This article, by Nate Jenkins, originally appeared in our May/June 2015 issue.
In preparing to race a fast marathon no workout is more important than marathon paced intervals. These workouts target the exact pace you wish to run and by targeting it with interval style workouts you have far more variables to adjust to address your specific weaknesses. Doing so will assure your success in the marathon.
What are marathon specific intervals? Simply put marathon specific intervals are any workout where repeats are run at marathon pace with some sort of rest taken in between. If your focus race is a marathon, then start doing some form of these early in your base and build the total volume and length of the repeats as you approach your marathon.
How should you use them? Your approach to these intervals depends some on personal preference and some on your particular weaknesses that need to be addressed. If you have muscular difficulty in finishing strong in the marathon (be that in the form of late race cramps, tightening up, or muscular fatigue), then you should focus on doing a greater total volume of repeats, as much as 18 to 22 miles of work at marathon pace. This may mean that you have to take longer or slower rests or do shorter repeats, but the resulting extra muscular stress of the workout will give you the specific muscular endurance to overcome your issues. If your problem has been ‘the wall,’ which is to say running out of glycogen, then you want to focus on taking faster recovery jog breaks between your repeats and doing longer stretches at marathon pace. In this case, your goal would be to build toward sessions like 3 to 4 x 4 miles at marathon pace with 1 mile recoveries at only 5 or 10% slower than marathon pace. Finally if you are a lower mileage runner, you may find that doing more than one session that is in excess of 12 or 13 miles with this much marathon pace running is very difficult. Also if you are going to be racing for a win in a marathon and know you will need to be making and covering surges, running repeats slightly faster than marathon pace, say 102%, with shorter recoveries at 90 to 95% marathon pace (so that your overall average pace is around marathon pace) can be a bread and butter workout for you. The staple example of this workout is 4 x 4k at 102% with 1k “rests” at around 90% marathon pace so that for the whole workout, 20 kilometers, you average right around your marathon pace.

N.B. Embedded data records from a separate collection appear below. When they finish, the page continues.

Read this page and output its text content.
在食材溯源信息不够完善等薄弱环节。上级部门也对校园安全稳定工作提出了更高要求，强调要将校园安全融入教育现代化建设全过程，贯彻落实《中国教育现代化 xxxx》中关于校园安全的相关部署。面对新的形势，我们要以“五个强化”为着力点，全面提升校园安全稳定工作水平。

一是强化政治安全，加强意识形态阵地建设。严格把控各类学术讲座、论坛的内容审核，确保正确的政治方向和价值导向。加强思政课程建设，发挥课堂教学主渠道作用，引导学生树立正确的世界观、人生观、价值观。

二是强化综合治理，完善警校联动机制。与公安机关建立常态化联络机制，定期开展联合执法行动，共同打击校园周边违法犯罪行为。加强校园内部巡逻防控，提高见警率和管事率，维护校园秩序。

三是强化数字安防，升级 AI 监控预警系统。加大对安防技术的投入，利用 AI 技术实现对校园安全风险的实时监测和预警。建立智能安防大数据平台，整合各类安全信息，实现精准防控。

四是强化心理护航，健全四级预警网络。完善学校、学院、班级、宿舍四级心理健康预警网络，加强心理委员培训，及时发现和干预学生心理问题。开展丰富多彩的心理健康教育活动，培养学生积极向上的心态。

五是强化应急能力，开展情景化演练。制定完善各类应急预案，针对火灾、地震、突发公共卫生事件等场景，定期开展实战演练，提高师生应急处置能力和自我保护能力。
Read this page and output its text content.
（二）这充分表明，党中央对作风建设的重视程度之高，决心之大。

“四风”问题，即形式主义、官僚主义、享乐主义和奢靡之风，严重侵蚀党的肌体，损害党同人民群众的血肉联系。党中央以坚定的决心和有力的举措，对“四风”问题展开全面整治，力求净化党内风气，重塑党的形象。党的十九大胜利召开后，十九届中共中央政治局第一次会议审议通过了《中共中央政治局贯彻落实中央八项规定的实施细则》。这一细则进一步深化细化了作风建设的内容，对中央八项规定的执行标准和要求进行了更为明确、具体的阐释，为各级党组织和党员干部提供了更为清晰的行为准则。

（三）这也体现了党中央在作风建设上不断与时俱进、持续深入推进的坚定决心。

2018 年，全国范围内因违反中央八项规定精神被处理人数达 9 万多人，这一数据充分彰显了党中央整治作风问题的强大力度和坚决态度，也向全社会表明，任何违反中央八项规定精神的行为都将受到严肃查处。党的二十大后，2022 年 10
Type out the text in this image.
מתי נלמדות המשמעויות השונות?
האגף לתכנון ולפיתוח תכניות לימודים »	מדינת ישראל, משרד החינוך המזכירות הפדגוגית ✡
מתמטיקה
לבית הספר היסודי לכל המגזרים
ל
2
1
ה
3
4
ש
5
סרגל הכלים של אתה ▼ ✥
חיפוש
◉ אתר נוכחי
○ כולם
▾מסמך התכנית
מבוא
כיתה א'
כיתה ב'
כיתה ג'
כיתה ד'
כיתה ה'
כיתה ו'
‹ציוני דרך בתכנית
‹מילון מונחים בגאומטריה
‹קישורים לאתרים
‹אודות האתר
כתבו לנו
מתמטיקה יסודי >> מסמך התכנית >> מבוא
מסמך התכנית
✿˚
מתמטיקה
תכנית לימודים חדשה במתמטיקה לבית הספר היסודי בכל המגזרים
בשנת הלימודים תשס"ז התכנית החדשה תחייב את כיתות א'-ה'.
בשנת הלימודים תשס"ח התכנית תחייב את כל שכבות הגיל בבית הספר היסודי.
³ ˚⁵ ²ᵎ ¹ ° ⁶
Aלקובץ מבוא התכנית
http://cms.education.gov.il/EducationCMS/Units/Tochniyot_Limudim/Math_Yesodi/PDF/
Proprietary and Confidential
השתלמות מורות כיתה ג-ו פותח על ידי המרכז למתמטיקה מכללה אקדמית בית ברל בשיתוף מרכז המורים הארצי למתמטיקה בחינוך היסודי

What is the best way to build a progression of intervals? In using marathon paced intervals as part of your training, building up these workouts sensibly and steadily over your full cycle of training is important. In the early stages of your base training you may do something as easy as 6 x 6 minutes at marathon pace with 3 minutes at 80 to 85% of marathon pace. Over the course of the base phase and into your specific training, you can increase either the distance of the repeats (by a minute or two every week or two) or you can increase the number of repetitions. Personally I like to build up to repeats that are between 4 kilometers and 4 miles. Some even prefer to go as far as 2-3 x 6-7 miles with 1 mile recoveries at about 90% of marathon pace and that’s perfectly fine. However, I know many successful marathoners, Carlos Lopes comes to mind, who prefer a great volume of shorter repetitions, for example workouts such as 30 x 1k or 20 x 1 mile. On these shorter repeats the rest can be either a short jog or even thirty seconds to a minute of stationary rest. This is acceptable because the training effect of this workout comes from the muscular fatigue caused by the total volume of work; the short rests just make the efforts more aerobically difficult.
In building for your next marathon try using these intervals as a way of ‘building your race’ and I assure you that you will be rewarded with a better sense of your pacing in the middle of the race and greater strength and power in the later stages of it.